Die Screen Actors Guild (SAG), die mehr als 120 000 Schauspieler in den ganzen USA repräsentiert, bittet ihre Mitglieder, einen Streik als Druckmittel im Kampf für höhere Honorare zu erlauben. Am Wochenende sind die Verhandlungen der SAG mit der Alliance of Motion Picture and Television Producers gescheitert, die 350 Produktionsfirmen vertritt. Damit sind die Schauspieler die ersten, die sich in der jüngsten Verhandlungsrunde nicht einigen konnten; in den vergangenen Monaten haben andere Film- und Fernseh-Branchen ihre Tarifverträge verabschiedet.

Das Verständnis der Amerikaner für einen Streik in Hollywood ist erwartungsgemäß gering. Kommentare im Internet reichen von einfachen Beschimpfungen gegen die „geldgierigen Primadonnen“ bis hin zu zynischen Anmerkungen. „Lasst sie doch streiken“, meint ein Blogger. „Dann müssen wir wenigstens den Mist nicht mehr sehen, der in Hollywood produziert wird.“

Viele Blogger kennen allerdings die Hintergründe der SAG-Verhandlungen nicht. Der Schauspieler-Gewerkschaft geht es nämlich nicht um die Honorare für Superstars; dass Leonardo Di Caprio und Merrill Streep genug verdienen, stellt niemand in Frage.

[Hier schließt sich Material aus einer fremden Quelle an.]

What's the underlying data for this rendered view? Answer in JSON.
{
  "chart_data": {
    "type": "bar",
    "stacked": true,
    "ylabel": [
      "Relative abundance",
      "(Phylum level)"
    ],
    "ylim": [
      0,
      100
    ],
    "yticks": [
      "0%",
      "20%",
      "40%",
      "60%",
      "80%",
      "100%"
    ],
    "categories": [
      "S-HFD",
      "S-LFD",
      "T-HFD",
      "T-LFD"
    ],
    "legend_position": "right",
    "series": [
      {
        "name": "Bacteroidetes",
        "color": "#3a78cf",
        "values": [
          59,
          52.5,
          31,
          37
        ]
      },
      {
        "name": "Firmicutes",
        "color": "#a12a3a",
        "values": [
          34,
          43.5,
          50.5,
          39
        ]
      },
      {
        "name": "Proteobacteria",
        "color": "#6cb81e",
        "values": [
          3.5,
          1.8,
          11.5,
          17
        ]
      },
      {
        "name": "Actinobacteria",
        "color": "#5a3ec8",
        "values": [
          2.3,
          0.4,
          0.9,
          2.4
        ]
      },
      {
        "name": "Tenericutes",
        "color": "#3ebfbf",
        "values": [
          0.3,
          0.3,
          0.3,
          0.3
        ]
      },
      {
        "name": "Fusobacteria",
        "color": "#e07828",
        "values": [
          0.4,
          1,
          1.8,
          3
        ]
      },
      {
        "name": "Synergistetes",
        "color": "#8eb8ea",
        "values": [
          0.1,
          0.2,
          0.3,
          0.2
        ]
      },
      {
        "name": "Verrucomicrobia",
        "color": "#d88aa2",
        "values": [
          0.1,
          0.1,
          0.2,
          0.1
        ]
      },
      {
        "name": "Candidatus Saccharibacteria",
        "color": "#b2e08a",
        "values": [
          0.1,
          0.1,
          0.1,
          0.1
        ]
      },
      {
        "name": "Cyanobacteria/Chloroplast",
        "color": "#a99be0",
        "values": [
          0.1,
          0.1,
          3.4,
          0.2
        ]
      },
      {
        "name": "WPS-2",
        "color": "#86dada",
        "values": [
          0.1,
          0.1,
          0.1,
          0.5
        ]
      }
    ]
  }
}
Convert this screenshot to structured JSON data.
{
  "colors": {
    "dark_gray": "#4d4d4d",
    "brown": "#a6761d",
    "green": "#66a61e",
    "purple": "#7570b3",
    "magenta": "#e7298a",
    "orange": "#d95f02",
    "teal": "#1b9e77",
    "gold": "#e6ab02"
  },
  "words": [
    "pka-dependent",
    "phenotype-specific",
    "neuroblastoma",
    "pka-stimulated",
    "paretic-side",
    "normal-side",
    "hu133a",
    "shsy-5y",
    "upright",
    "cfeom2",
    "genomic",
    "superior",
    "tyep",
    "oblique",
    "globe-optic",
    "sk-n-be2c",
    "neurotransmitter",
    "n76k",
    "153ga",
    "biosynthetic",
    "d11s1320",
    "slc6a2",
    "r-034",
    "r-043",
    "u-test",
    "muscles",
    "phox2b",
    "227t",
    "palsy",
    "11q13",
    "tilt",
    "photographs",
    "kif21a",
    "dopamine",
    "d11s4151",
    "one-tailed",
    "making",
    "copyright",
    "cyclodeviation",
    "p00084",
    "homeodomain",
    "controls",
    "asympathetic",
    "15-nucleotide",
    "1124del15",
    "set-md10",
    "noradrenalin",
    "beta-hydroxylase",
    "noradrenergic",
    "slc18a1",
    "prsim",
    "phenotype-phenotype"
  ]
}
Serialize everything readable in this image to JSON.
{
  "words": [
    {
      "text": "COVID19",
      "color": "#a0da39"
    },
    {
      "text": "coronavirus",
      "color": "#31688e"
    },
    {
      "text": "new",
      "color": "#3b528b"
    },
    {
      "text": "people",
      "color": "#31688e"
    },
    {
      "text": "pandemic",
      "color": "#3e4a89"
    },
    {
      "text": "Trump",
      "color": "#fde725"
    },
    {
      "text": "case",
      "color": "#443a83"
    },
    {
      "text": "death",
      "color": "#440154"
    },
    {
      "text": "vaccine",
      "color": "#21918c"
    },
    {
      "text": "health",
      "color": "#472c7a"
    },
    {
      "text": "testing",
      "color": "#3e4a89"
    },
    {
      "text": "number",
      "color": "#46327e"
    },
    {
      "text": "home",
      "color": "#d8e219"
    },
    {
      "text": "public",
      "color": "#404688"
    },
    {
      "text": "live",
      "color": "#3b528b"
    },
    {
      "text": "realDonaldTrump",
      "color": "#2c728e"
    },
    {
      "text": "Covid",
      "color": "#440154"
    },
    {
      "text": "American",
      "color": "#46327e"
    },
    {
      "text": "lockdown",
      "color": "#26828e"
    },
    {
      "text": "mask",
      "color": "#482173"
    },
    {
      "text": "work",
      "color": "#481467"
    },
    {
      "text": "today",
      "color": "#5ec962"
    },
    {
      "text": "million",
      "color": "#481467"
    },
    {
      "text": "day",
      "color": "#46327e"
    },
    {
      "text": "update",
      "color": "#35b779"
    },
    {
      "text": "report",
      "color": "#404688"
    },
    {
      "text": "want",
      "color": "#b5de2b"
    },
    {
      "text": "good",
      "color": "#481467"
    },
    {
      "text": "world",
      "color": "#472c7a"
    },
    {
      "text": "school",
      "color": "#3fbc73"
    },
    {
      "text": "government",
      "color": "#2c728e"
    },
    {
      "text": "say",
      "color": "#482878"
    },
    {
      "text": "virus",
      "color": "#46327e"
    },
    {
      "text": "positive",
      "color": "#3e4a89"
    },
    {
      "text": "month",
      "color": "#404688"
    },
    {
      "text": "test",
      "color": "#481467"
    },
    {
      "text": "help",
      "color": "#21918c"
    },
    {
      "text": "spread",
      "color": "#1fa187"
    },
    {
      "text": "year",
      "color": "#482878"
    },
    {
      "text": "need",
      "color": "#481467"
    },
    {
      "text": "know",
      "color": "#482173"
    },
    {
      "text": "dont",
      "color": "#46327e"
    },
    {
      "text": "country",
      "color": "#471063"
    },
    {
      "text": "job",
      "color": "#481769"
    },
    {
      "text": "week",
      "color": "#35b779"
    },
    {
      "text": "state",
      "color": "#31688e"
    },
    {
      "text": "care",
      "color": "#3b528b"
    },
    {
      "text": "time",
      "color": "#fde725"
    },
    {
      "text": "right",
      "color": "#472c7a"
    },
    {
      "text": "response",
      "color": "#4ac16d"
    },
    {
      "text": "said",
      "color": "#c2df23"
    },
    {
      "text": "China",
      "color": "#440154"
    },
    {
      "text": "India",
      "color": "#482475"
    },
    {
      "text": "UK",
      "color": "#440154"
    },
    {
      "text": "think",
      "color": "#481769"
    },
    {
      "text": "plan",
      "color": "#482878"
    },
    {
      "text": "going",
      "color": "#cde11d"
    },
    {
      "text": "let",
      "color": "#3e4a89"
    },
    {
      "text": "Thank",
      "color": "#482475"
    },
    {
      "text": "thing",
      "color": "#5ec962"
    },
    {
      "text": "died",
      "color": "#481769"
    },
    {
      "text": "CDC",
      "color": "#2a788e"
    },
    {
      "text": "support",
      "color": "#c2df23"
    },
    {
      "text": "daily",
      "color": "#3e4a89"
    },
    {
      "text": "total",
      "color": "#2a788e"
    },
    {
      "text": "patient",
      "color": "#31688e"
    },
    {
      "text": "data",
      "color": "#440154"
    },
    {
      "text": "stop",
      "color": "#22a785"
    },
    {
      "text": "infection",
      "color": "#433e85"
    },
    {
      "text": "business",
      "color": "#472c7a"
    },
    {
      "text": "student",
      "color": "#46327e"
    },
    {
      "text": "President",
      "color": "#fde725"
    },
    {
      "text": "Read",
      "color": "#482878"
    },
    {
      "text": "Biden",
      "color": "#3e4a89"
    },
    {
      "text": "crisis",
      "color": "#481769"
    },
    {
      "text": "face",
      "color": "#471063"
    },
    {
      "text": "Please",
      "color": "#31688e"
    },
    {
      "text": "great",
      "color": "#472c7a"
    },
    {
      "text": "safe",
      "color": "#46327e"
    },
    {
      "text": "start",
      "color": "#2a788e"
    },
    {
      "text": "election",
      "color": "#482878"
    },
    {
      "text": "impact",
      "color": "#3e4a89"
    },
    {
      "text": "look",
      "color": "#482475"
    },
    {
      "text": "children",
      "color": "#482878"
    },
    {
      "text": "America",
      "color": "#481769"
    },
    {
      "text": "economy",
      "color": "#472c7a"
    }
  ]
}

Vielmehr geht es um die Forderungen von zig tausenden unbekannter Schauspieler, die in Filmen und Fernsehserien als Statisten auftreten, die in einzelnen Szenen im Hintergrund zu sehen sind, oder die hin und wieder einen Werbespot zur Ausstrahlung im Fernsehen oder Internet filmen. Die werden für ihre Arbeit nämlich alles andere als fürstlich entlohnt.

Ein Statist bekommt bei Aufnahmen für Kinofilme knappe 130 Dollar pro Drehtag, für eine kleine Sprechrolle sind es 140 Dollar. Die oft namenlosen Hauptdarsteller in Werbespots bekommen rund 500 Dollar pro Tag. Sämtliche Zahlen lassen sich allerdings nicht, wie etwa in anderen Branchen, beliebig auf ein Monats-Salär multiplizieren, denn Schauspieler arbeiten projektbezogen und sind zwischen ihren Auftritten immer wieder mal arbeitslos. Wer es auf hundert Drehtage schafft, gehört in New York oder Los Angeles schon zu den Vielbeschäftigten.

Insofern sind höhere Honorare für die Schauspieler keine völlig unerhörte Forderung. Dass sie in einer Zeit kommt, in der andere Branchen allerdings von Gehaltserhöhungen nicht einmal zu träumen wagen, macht eine schnelle Einigung unwahrscheinlich.